Zauważyli, że coś nie gra, ale nie spytali udawali, że się objadają zamówioną pizzą.
-Jaka elegancka- uśmiechnął się Kuba.
-Nie chciało mi się przebierać po pracy- wyjaśniłam.
-Chodź coś zjeść- Kleo patrzyła na mnie uważnie.
-Jadłam już.
-Nie mazgaj się już, wróci jutro to sex będzie lepszy- Paweł pociągnął mnie za rękę, żebym usiadła, ale nie chciało mi się nawet siedzieć. Rozejrzałam się na boki i znów się rozpłakałam.
-Zaraz wrócę- rzuciłam przez ramię idąc do łazienki.
-Hej, co się dzieje?- Pod drzwiami kwitł Kasjan.
-Nic, pozbieram się zaraz.
-O co chodzi? Mam cię na dziś wynajętą, musisz mi powiedzieć.
-Nie jestem call girl!
-A szkoda- dodał Kuba.
-Ty nie masz prawa głosu. -Roześmiała się Kleo, otworzyła drzwi i weszła do środka a za nią chłopcy.
-Nie chce o tym gadać to tylko moja głupota.
-Ale co?- pytała cierpliwie.
-Nic- zagryzłam wargi i spuściłam głowę, znów zalewając się łzami. -Jaka ja jestem głupia.
-Nela, będziesz matką?- Spytała, a ja spojrzałam na nią jak na idiotkę.

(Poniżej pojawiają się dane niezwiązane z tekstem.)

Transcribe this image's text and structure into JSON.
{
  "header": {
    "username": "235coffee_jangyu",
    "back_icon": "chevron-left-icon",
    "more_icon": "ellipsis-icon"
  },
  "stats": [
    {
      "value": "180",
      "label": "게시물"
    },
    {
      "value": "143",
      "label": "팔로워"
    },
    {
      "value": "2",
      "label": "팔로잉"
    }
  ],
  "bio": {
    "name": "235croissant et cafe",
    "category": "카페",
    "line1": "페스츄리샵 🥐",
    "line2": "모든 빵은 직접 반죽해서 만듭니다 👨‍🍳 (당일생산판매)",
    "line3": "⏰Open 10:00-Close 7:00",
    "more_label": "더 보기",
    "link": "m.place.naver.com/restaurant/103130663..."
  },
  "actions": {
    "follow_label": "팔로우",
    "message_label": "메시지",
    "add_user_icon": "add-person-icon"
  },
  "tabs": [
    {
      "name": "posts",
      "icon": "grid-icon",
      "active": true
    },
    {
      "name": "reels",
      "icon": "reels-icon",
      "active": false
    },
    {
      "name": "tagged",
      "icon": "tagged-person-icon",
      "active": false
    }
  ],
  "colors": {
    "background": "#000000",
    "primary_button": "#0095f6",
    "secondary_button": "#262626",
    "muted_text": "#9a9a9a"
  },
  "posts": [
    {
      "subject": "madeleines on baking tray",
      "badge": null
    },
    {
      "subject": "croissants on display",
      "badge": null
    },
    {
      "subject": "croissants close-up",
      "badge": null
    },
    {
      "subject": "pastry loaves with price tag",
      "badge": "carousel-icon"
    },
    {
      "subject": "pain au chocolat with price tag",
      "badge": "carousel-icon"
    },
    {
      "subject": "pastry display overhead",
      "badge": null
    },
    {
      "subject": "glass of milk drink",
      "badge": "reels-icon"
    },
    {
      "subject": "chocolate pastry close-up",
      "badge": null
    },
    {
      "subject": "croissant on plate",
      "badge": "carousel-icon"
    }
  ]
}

-Porąbało cię? Prędzej bym się po Tobie spodziewał- Kuba usiadł po mojej drugiej stronie ja za to się poderwałam i wyszłam. -Nie chcę komisji wydelegowanej do pocieszania- zapewniłam idąc korytarzem, -opanuje się, jeszcze chwila.
-To usiądź- przekonywał Kuba.
-Jestem duża, nie biegajcie za mną.
-Siadaj do cholery- wkurzył się brunet.
-Łatwiej mi znosić wasze pocieszania jak uciekam. Nie jestem w ciąży, wymówili mi mieszkanie i nie mam gdzie mieszkać- stanęłam i na dobre się rozryczałam, wiedziałam, że tak będzie.
-Jesteś głupia- podsumował Paweł. -Płaczesz jakby cię ktoś na ulice wyrzucił, nie to mieszkanie to następne, pomijając już kwestię wolnego miejsca w domu Hartmana a jak by tam nie było to każde z nas ma w domu pokój gościnny.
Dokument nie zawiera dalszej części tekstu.